Ora che i rave si organizzano su Telegram
L'app di messagistica che ha reso i party clandestini a portata di Iphone
09 Maggio 2022
Se su Whatsapp nostra zia ci invia la quotidiana catena di Sant'Antonio da inoltrare a cinque amici pena una vita fatta di sfortuna e desolazione, su Telegram la Gen Z sta probabilmente organizzando il rave del secolo. Ampiamente usato come strumento di protesta grazie alle sue funzionalità di messaggistica criptata, Telegram è diventata la piattaforma preferenziale per organizzare rave segreti fai da te, ricreando tutto il brivido, l'edonismo e l'anonimato delle acid house degli anni ‘80. Con la pandemia, quando durante il lockdown uno degli unici canali dove potersi ‘sfogare’ (oltre che reperire qualsiasi tipo di droga in modo facile e ‘sicuro’) era imbattersi in un rave illegale via Telegram, usare l’app in tale senso è diventata una pratica sempre più frequente man mano che l'interesse per le feste proibite è salito. L'app che conta oltre 600 milioni di utenti globali e gruppi che possono includere fino a 200.000 membri, è diventata il melting pot dei festini illegali più cool al mondo: dalle catacombe di Parigi sino ai rooftop di Berlino.
Berlino, Parigi, Londra, Milano, i rave segreti sono stati organizzati tramite i social media, dagli annunci nei close friends su Instagram sino ai gruppi chiusi su Facebook. Ma Telegram, con la sua crittografia a prova di hacker, i timer di autodistruzione per i messaggi particolarmente sensibili e la protezione aggiuntiva delle password all'interno dell'app, ha creato lo strumento perfetto per i party off-grid, aggiungendo un ulteriore livello di protezione per l’identità degli organizzatori. Co-fondata nel 2012 dall'imprenditore tecnologico russo Pavel Durov e suo fratello Nikolai per aggirare il radar delle autorità russe che monitoravano app come WhatsApp, in un tempo relativamente breve si è trasformata nella perfetta alternativa al dark web: dalla pedofilia, alle droghe, ai film pirata, compresi canali in cui si segnalano gli avvistamenti dei controllori dei bus e, ora, anche i rave.
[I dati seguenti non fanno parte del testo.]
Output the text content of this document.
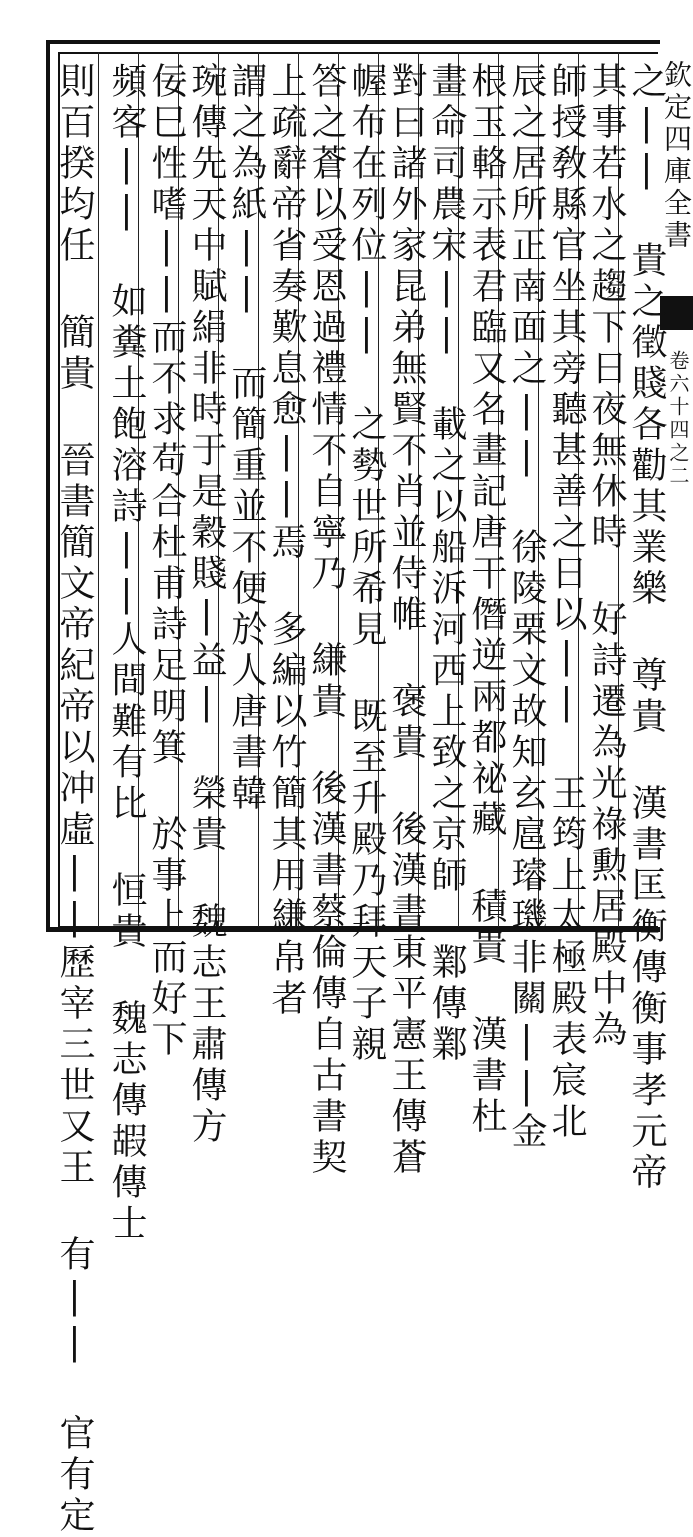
欽定四庫全書
卷六十四之二
之|| 貴之徵賤各勸其業樂 尊貴 漢書匡衡傳衡事孝元帝
其事若水之趨下日夜無休時 好詩遷為光祿勲居殿中為
師授敎縣官坐其旁聽甚善之日以|| 王筠上太極殿表宸北
辰之居所正南面之|| 徐陵栗文故知玄扈璿璣非關||金
根玉輅示表君臨又名畫記唐干僭逆兩都祕藏 積貴 漢書杜
畫命司農宋|| 載之以船泝河西上致之京師 鄴傳鄴
對曰諸外家昆弟無賢不肖並侍帷 褒貴 後漢書東平憲王傳蒼
幄布在列位|| 之勢世所希見 既至升殿乃拜天子親
答之蒼以受恩過禮情不自寧乃 縑貴 後漢書蔡倫傳自古書契
上疏辭帝省奏歎息愈||焉 多編以竹簡其用縑帛者
謂之為紙|| 而簡重並不便於人唐書韓
琬傳先天中賦絹非時于是穀賤|益| 榮貴 魏志王肅傳方
佞巳性嗜||而不求苟合杜甫詩足明箕 於事上而好下
頻客|| 如糞土飽溶詩||人間難有比 恒貴 魏志傳嘏傳士
則百揆均任 簡貴 晉書簡文帝紀帝以冲虛||歷宰三世又王 有|| 官有定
Come riportato in un articolo di The Face, nella Londra di fine anni '80 metà del divertimento di andare ai rave illegali consisteva nel rintracciare gli indirizzi tramite volantini e adesivi dal design accattivante, anche se distribuiti in modo disordinato, nelle cabine telefoniche. Una mappa per il punto d'incontro era spesso stampata sul retro, raccolta nei negozi di dischi di Soho, Brixton o Camden. In un certo senso l'uso dell'app per comunicare le informazioni sulle coordinate del party, rivelate poco prima dell’inizio e poi prontamente cancellate, ricreano il brivido e l’avventura dei festini vecchia scuola. I luoghi prescelti sono ricorrenti: per un rave alle porte di Torino organizzato nel 2021 via Telegram - che ha coinvolto 6 mila persona - era stata scelta una zona industriale abbandonata, nel 2022 un’area pic-nic vicino Sieti, altre volte ville o appartamenti. Location che rimandano alla storia del clubbing italiano quando l'occupazione della Fintech trasformò un'immensa ex fabbrica in località Castel Romano in uno stabile permanentemente autonomo, grazie alla presenza stanziale di tribe e traveller provenienti da ogni dove, o al Link di Bologna un'esperienza socio culturale portat avanti per più di 30 anni e lo storico Macao di Milano in Viale Molise, nato nel 2012 e recentemente sgomberato.
In Italia, agli albori, non si usava nemmeno la parola rave. Sui volantini c’era scritto techno non-stop 24 ore o techno party. Non c’erano video delle serate, fanzine particolari, giornali o radio che ne parlassero. A nessuno interessava niente di chi organizzava o di chi suonava, c’erano feste senza console, dj anonimi e chiunque portasse un telefono o una macchinetta fotografica era decisamente mal visto. I free party, insomma, erano "un virus dentro la metropoli" in cui l’anonimato era un valore aggiunto. Telegram ha riportato la rave culture agli albori, poco show-off e più estremismi, in una dimensione in cui, per la prima volta da un po’, è più importante essere ad una festa piuttosto che mostrare sui social di esserci stati.